Usually, AI agents run with some kind of confirmation mode — when the agent says it wants to run a command, a developer has to hit the Y button before it can proceed one step further. That can be a little tedious because it’s reverting back to tactical mode, he added.
OpenHands found a workaround that will even protect you from it running the /rmrf
Linux command that forcefully and recursively deletes files and directories.
“With OpenHands, we’ve taken the decision that, by default, the agent is always running in a sandbox,” he said. “It’s got a Docker runtime, where it has its own file system and has its own terminal, even if it tries to run /rmrf, it’s not going to screw up your file system, and that allows the agent to be much more autonomous and run unsupervised.”
That leads to considerations such as what sorts of credentials should an AI agent be given access.
“Do you want to give it API keys?” He asked. “Maybe you want it to be able to read from an S3 bucket, but you don’t want it to just be able to take down your production Kubernetes cluster.”
AI Microagents
He also shared a bit about microagents, which are one way to break down larger AI tasks into smaller tasks that can be given to specialized microagents to solve autonomously.
The practical challenge for enterprises lies in making microagents reliable, secure and tailored to specific workflows. Tooling is still evolving, but a few Brennan specifically mentioned were Cursor Rules, available in the AI-powered code editor, or a clon.md file, which is a markdown file containing specific instructions or policies used within an AI or Machine Learning context, specifically within the mlem.ai framework.
Developer Use Cases for AI Agents
Brennan highlighted some of his favorite use cases for AI agents and microagents:
1. Resolve Merge Conflicts
“This is my least favorite thing to do as a developer,” he said. “I’ve got a PR that’s been approved, the tests are passing, it’s ready to go but then somebody else edits the same file that I’ve edited and Git can’t automatically resolve the merge.” This requires that he sort through the old code and the new code to try to get it merged.

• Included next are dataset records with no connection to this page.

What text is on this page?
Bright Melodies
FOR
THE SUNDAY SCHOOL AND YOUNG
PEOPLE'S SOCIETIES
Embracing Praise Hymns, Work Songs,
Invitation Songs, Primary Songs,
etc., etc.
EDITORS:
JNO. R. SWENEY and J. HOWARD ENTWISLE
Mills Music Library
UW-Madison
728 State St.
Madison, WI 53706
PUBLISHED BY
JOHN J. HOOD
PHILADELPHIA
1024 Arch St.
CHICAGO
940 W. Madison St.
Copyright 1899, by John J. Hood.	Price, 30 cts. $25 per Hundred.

“It’s a very rote task, not a lot of creativity involved, and it’s something that AI does exceptionally well,” he said. “So now anytime there’s a merge conflict, I just ask the AI to do it for me.”
As a result, he hasn’t actively manually resolved merge conflicts in months.
2. Address PR Feedback
“Somebody else has already given a very clear description of what they want,” he said.

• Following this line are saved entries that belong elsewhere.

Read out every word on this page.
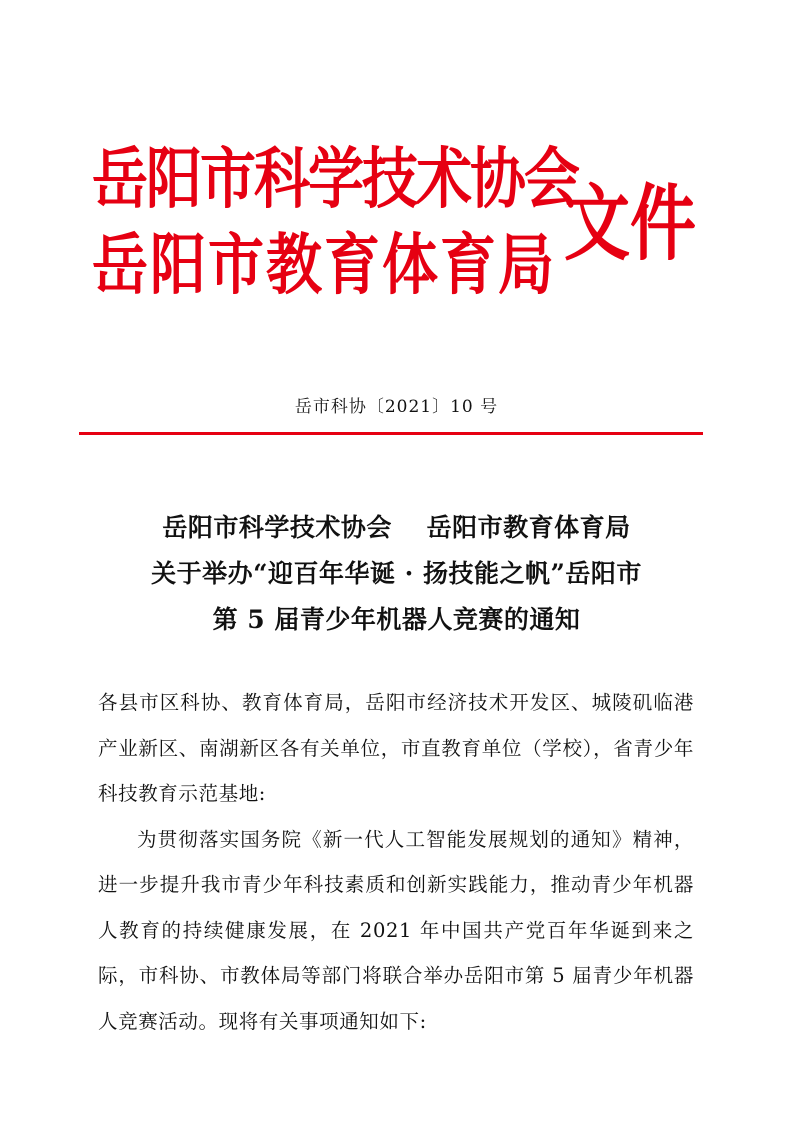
岳阳市科学技术协会
岳阳市教育体育局 文件
岳市科协〔2021〕10 号
岳阳市科学技术协会　 岳阳市教育体育局
关于举办“迎百年华诞 · 扬技能之帆”岳阳市
第 5 届青少年机器人竞赛的通知

各县市区科协、教育体育局，岳阳市经济技术开发区、城陵矶临港产业新区、南湖新区各有关单位，市直教育单位（学校），省青少年科技教育示范基地:

为贯彻落实国务院《新一代人工智能发展规划的通知》精神，进一步提升我市青少年科技素质和创新实践能力，推动青少年机器人教育的持续健康发展，在 2021 年中国共产党百年华诞到来之际，市科协、市教体局等部门将联合举办岳阳市第 5 届青少年机器人竞赛活动。现将有关事项通知如下:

In doing so, they’ve basically written the prompt for you. He advises the AI to fix it and immediately addresses their feedback. “I’ve also asked it to fix the merge conflicts simultaneously,” he said.
3. Infrastructure Changes
AI can deal well with infrastructure changes, he added. Helm is a popular package manager for Kubernetes.

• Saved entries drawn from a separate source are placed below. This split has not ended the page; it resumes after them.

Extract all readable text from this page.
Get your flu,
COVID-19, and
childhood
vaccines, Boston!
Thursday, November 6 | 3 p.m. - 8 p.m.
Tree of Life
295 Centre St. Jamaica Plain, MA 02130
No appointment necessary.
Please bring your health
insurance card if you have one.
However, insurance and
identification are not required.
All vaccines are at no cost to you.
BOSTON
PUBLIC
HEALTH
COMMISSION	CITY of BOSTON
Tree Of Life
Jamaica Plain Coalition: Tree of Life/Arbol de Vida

“This is another one of my favorite tasks, because I hate working with TerraForm and Helm usually involves some like, weird, esoteric change that needs to be made to go hunting around the documentation for some Helm chart, etc.,” he said. “Again, one that the agent tends to do very well.”
He uses OpenHands to fix memory problems because the AI is great at following all the best practices around building databases and migrations, he said.
4. Testing
Brennan also uses OpenHands AO to fix failing tests and expand test coverage.
“This is really great because there’s a very clear definition of done: Tests are failing,” he said. “The AI can basically just iterate, changing the code or changing the tests, until it gets to a point where it can run that command and it passes with exit code, zero.”
It can also expand tests if there’s an area of your code base that’s completely uncovered by tests, he added.
“This is just a very easy, quick win for working with agentic AI […] it can just iterate until the tests are passing,” he said.